An interesting technique, from the ClamAV development list — using Bloom filters to speed up string searching. This kind of thing works well when you’ve got 1 input stream, and a multitude of simple patterns that you want to match against the stream. Bloom filters are a hashing-based technique to perform extremely fast and memory-efficient, but false-positive-prone, binary lookups.
The mailing list posting (‘Faster string search alternative to Boyer-Moore‘) gives some benchmarks from the developers’ testing, along with the core (GPL-licensed) code:
Regular signatures (28,326) :
Extended Boyer-Moore: 11 MB/s
BloomAV 1-byte: 89 MB/s
BloomAV 4-bytes: 122 MB/s
Some implementation details:
the (implementation) we chose is a simple bit array of (256 K * 8) bits. The filter is at first initialized to all zeros. Then, for every virus signature we load, we take the first 7 bytes, and hash it with four very fast hash functions. The corresponding four bits in the bloom filter are set to 1s.

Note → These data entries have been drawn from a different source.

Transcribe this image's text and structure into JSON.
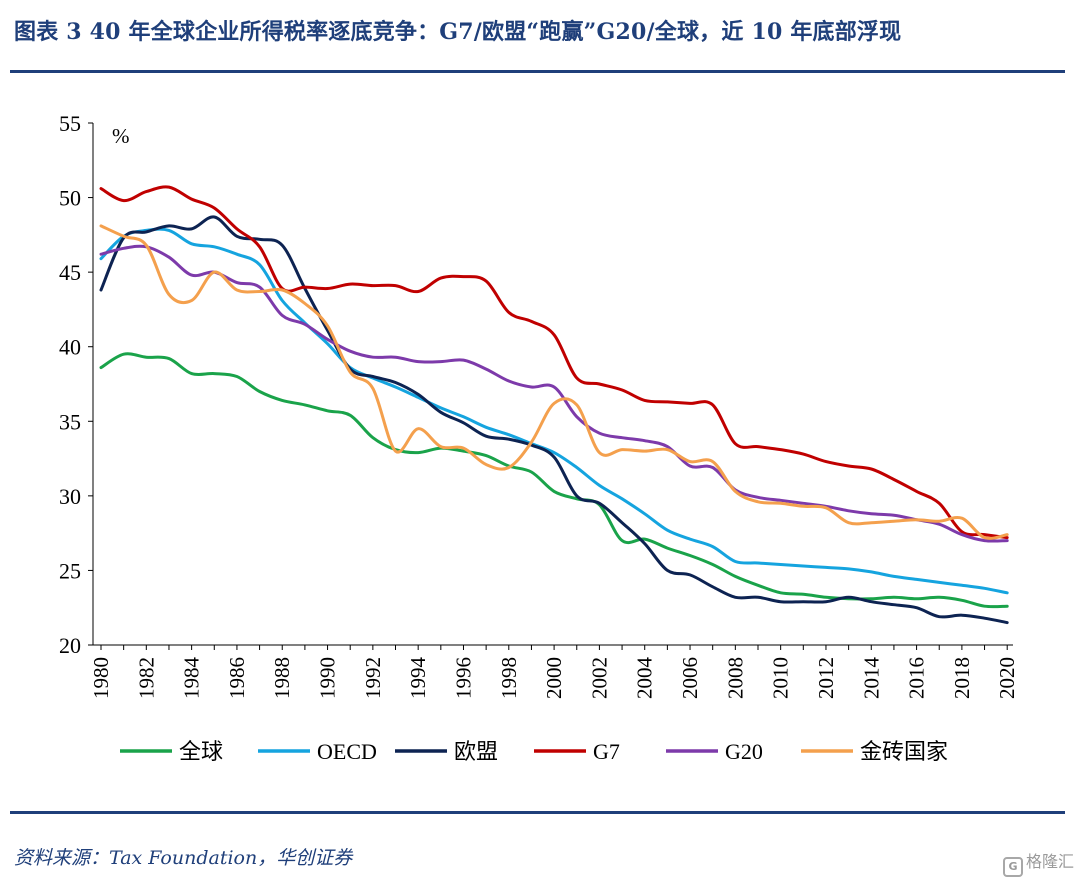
{
  "header": {
    "title": "图表 3 40 年全球企业所得税率逐底竞争：G7/欧盟“跑赢”G20/全球，近 10 年底部浮现"
  },
  "footer": {
    "source": "资料来源：Tax Foundation，华创证券",
    "watermark": "格隆汇"
  },
  "chart_data": {
    "type": "line",
    "unit_label": "%",
    "ylim": [
      20,
      55
    ],
    "yticks": [
      20,
      25,
      30,
      35,
      40,
      45,
      50,
      55
    ],
    "xlim": [
      1980,
      2020
    ],
    "xticks": [
      1980,
      1982,
      1984,
      1986,
      1988,
      1990,
      1992,
      1994,
      1996,
      1998,
      2000,
      2002,
      2004,
      2006,
      2008,
      2010,
      2012,
      2014,
      2016,
      2018,
      2020
    ],
    "grid": false,
    "legend_position": "bottom",
    "x": [
      1980,
      1981,
      1982,
      1983,
      1984,
      1985,
      1986,
      1987,
      1988,
      1989,
      1990,
      1991,
      1992,
      1993,
      1994,
      1995,
      1996,
      1997,
      1998,
      1999,
      2000,
      2001,
      2002,
      2003,
      2004,
      2005,
      2006,
      2007,
      2008,
      2009,
      2010,
      2011,
      2012,
      2013,
      2014,
      2015,
      2016,
      2017,
      2018,
      2019,
      2020
    ],
    "series": [
      {
        "name": "全球",
        "color": "#1aa34a",
        "values": [
          38.6,
          39.5,
          39.3,
          39.2,
          38.2,
          38.2,
          38.0,
          37.0,
          36.4,
          36.1,
          35.7,
          35.4,
          33.9,
          33.1,
          32.9,
          33.2,
          33.0,
          32.7,
          32.0,
          31.6,
          30.3,
          29.8,
          29.4,
          27.0,
          27.1,
          26.5,
          26.0,
          25.4,
          24.6,
          24.0,
          23.5,
          23.4,
          23.2,
          23.1,
          23.1,
          23.2,
          23.1,
          23.2,
          23.0,
          22.6,
          22.6
        ]
      },
      {
        "name": "OECD",
        "color": "#15a4df",
        "values": [
          45.9,
          47.4,
          47.8,
          47.8,
          46.9,
          46.7,
          46.2,
          45.5,
          43.1,
          41.6,
          40.2,
          38.6,
          37.9,
          37.3,
          36.6,
          35.9,
          35.3,
          34.6,
          34.1,
          33.5,
          32.9,
          31.9,
          30.7,
          29.8,
          28.8,
          27.7,
          27.1,
          26.6,
          25.6,
          25.5,
          25.4,
          25.3,
          25.2,
          25.1,
          24.9,
          24.6,
          24.4,
          24.2,
          24.0,
          23.8,
          23.5
        ]
      },
      {
        "name": "欧盟",
        "color": "#0d2352",
        "values": [
          43.8,
          47.3,
          47.7,
          48.1,
          47.9,
          48.7,
          47.4,
          47.2,
          46.8,
          43.9,
          41.1,
          38.5,
          38.0,
          37.6,
          36.8,
          35.6,
          34.9,
          34.0,
          33.8,
          33.4,
          32.6,
          30.0,
          29.5,
          28.2,
          26.8,
          25.0,
          24.7,
          23.9,
          23.2,
          23.2,
          22.9,
          22.9,
          22.9,
          23.2,
          22.9,
          22.7,
          22.5,
          21.9,
          22.0,
          21.8,
          21.5
        ]
      },
      {
        "name": "G7",
        "color": "#c00000",
        "values": [
          50.6,
          49.8,
          50.4,
          50.7,
          49.9,
          49.3,
          47.9,
          46.7,
          43.9,
          44.0,
          43.9,
          44.2,
          44.1,
          44.1,
          43.7,
          44.6,
          44.7,
          44.4,
          42.3,
          41.7,
          40.8,
          37.9,
          37.5,
          37.1,
          36.4,
          36.3,
          36.2,
          36.1,
          33.5,
          33.3,
          33.1,
          32.8,
          32.3,
          32.0,
          31.8,
          31.1,
          30.3,
          29.5,
          27.6,
          27.4,
          27.2
        ]
      },
      {
        "name": "G20",
        "color": "#7d3aaa",
        "values": [
          46.2,
          46.6,
          46.7,
          46.0,
          44.8,
          45.0,
          44.3,
          44.0,
          42.1,
          41.5,
          40.5,
          39.7,
          39.3,
          39.3,
          39.0,
          39.0,
          39.1,
          38.5,
          37.7,
          37.3,
          37.3,
          35.3,
          34.2,
          33.9,
          33.7,
          33.3,
          32.0,
          31.9,
          30.4,
          29.9,
          29.7,
          29.5,
          29.3,
          29.0,
          28.8,
          28.7,
          28.4,
          28.1,
          27.4,
          27.0,
          27.0
        ]
      },
      {
        "name": "金砖国家",
        "color": "#f4a04d",
        "values": [
          48.1,
          47.4,
          46.8,
          43.5,
          43.1,
          45.0,
          43.8,
          43.7,
          43.8,
          42.9,
          41.4,
          38.3,
          37.2,
          33.0,
          34.5,
          33.3,
          33.2,
          32.1,
          31.9,
          33.6,
          36.2,
          36.1,
          32.9,
          33.1,
          33.0,
          33.1,
          32.3,
          32.3,
          30.3,
          29.6,
          29.5,
          29.3,
          29.2,
          28.2,
          28.2,
          28.3,
          28.4,
          28.3,
          28.5,
          27.2,
          27.4
        ]
      }
    ]
  }
}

Our intuition is that if the filter is small enough to fit in the CPU cache, we should be able to avoid memory accesses that cost around 200 CPU cycles each.
Also, in followup discussion, the following paper was mentioned: A paper describing hardware-level Bloom filters in the Snort IDS — S. Dharmapurikar, P. Krishnamurthy, T. Sproull, and J. W. Lockwood, “Deep packet inspection using parallel Bloom filters,” in Hot Interconnects, (Stanford, CA), pp. 44–51, Aug. 2003.
This system is dubbed ‘BloomAV’. Pretty cool. It’s unclear if the ClamAV developers were keen to incorporate it, though, but it does point at interesting new techniques for spam signatures.